I also want to read another quote from his inaugural address.

“The consideration of this question cannot, however, be complete and full without reference to the negro race, its progress and its present condition. The thirteenth amendment secured them freedom; the fourteenth amendment due process of law, protection of property, and the pursuit of happiness; and the fifteenth amendment attempted to secure the negro against any deprivation of the privilege to vote because he was a negro. The thirteenth and fourteenth amendments have been generally enforced and have secured the objects for which they are intended.
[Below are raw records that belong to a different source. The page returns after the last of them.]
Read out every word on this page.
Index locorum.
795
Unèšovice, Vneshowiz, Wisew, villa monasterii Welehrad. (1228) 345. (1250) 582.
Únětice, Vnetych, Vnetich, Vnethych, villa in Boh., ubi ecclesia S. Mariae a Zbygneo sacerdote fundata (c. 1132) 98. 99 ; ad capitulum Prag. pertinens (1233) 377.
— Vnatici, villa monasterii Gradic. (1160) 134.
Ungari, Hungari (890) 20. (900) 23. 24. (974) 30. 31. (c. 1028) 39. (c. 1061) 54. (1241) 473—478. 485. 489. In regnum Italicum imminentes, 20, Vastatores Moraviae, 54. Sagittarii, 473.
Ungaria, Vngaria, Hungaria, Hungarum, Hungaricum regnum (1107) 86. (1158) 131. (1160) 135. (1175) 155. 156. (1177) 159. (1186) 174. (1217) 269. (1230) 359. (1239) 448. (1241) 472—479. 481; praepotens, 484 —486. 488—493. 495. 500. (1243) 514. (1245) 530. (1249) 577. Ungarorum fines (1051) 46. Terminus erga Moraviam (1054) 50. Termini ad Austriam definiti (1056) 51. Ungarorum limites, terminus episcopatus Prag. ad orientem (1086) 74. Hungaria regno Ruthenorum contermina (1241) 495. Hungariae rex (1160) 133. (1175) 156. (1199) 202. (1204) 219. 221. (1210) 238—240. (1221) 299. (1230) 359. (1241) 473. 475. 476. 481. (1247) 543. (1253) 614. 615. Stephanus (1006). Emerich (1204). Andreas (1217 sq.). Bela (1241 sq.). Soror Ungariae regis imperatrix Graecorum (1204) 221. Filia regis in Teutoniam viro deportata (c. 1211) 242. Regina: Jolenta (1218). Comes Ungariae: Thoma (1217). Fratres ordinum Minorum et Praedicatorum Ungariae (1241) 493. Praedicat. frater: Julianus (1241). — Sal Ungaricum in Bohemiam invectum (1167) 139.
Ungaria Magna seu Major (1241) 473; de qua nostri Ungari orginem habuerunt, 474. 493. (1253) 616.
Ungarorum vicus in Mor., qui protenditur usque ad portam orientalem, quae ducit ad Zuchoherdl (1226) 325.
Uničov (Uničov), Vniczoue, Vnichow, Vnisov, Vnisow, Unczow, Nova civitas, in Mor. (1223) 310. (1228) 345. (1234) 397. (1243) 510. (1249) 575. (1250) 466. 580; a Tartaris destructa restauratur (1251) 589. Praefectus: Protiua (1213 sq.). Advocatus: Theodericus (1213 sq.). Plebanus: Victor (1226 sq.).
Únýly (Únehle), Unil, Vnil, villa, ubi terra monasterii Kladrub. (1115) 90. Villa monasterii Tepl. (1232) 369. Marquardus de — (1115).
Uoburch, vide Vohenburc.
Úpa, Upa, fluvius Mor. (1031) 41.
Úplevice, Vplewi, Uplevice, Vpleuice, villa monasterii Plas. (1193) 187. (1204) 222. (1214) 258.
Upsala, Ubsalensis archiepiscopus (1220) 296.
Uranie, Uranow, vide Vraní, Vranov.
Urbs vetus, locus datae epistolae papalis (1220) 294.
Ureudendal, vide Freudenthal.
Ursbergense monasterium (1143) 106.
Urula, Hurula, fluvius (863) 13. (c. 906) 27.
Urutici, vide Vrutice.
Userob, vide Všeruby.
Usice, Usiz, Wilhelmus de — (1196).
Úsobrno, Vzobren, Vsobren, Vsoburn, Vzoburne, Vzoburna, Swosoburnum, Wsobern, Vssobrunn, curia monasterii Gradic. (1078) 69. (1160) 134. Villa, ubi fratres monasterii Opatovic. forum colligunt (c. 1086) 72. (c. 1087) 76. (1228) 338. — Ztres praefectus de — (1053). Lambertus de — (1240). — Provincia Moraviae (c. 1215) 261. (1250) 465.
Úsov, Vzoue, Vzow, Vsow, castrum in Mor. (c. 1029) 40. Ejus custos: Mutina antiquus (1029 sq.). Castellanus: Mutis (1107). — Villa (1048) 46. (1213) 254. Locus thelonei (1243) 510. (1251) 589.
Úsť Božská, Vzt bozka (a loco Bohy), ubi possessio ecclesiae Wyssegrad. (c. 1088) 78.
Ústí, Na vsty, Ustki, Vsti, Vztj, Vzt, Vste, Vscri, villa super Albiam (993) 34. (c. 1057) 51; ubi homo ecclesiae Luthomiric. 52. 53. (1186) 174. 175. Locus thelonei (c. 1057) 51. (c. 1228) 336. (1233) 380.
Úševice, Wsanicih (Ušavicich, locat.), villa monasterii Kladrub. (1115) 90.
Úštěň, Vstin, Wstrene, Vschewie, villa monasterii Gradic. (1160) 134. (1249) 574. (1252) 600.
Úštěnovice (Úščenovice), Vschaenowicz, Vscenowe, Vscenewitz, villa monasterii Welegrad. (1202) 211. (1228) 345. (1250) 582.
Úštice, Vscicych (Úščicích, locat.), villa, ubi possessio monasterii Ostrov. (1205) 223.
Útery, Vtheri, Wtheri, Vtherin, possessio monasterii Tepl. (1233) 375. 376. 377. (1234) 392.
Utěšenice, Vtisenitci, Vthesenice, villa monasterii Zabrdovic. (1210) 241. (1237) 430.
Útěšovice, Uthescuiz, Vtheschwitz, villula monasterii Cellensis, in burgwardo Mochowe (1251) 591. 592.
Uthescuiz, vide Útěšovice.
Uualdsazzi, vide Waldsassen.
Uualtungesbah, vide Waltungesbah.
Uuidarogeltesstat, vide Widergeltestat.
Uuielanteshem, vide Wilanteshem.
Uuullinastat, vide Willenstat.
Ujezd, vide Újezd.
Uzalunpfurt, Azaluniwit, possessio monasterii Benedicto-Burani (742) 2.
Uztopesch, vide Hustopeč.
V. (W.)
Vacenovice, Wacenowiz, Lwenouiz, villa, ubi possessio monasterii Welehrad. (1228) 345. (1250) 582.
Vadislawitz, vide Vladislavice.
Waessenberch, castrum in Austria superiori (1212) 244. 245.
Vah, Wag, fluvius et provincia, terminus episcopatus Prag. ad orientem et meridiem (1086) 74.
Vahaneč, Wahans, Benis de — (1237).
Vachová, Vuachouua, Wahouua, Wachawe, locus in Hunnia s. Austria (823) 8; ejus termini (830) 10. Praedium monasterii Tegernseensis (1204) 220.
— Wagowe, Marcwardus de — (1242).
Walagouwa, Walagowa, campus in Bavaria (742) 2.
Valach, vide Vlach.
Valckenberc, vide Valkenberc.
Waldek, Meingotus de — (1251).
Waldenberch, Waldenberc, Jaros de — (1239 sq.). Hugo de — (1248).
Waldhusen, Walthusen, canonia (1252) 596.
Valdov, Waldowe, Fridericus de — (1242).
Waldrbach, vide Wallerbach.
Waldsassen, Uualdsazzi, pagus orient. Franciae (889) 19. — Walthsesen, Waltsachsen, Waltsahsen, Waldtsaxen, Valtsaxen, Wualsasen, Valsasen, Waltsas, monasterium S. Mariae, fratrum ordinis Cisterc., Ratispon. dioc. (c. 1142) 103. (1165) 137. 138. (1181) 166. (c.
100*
While the fifteenth amendment has not been generally observed in the past, it ought to be observed, and the tendency of Southern legislation today is toward the enactment of electoral qualifications which shall square with that amendment. Of course, the mere adoption of a constitutional law is only one step in the right direction. It must be fairly and justly enforced as well. In time both will come.”

“The progress which the negro has made in the last fifty years, from slavery, when its statistics are reviewed, is marvelous, and it furnishes every reason to hope that in the next twenty-five years a still greater improvement in his condition as a productive member of society, on the farm, and in the shop, and in other occupations may come.” He also recognizes in his speech that Black Americans were taken to the United States against their will.

I think these quotations are incredibly important in understanding his perspective on Civil Rights and how the government must protect people’s rights and enforce the law.

When it came to being President, this was not a role he was happy in. He gained a lot of weight while President. He was known for falling asleep during meetings. It is believed he had sleep apnea and would often jolt awake after a few minutes. While he didn’t thrive in his role as President, his wife, Nellie did.

Nellie Taft as First Lady

A woman who dreamed of marrying a man who would become President of the United States so she could live in the White House from the age of 16, did a lot to expand the role of First Lady. She spoke a number of languages and would often speak to diplomats. She is known for helping to beautify the capitol by planting thousands of Japanese Cherry Blossoms. She worked to promote better working conditions for workers and met with unions. She attended some cabinet meetings. She opposed prohibition, supported suffrage and smoked cigarettes! Had it not been for the two strokes she suffered during her husband’s term, she would have done much more. After her first stroke, she had to learn how to speak again. The size of The White House was enlarged during Taft’s Presidency. Congress approved $40,000 to double the size of the Executive Office Building which would eventually become known as The West Wing. One of the new changes was the President’s Office. An Oval Office, designed after the famous Blue Room in the White House (which is also oval) was built. This is not the Oval Office of today. That one was built during the Presidency of FDR.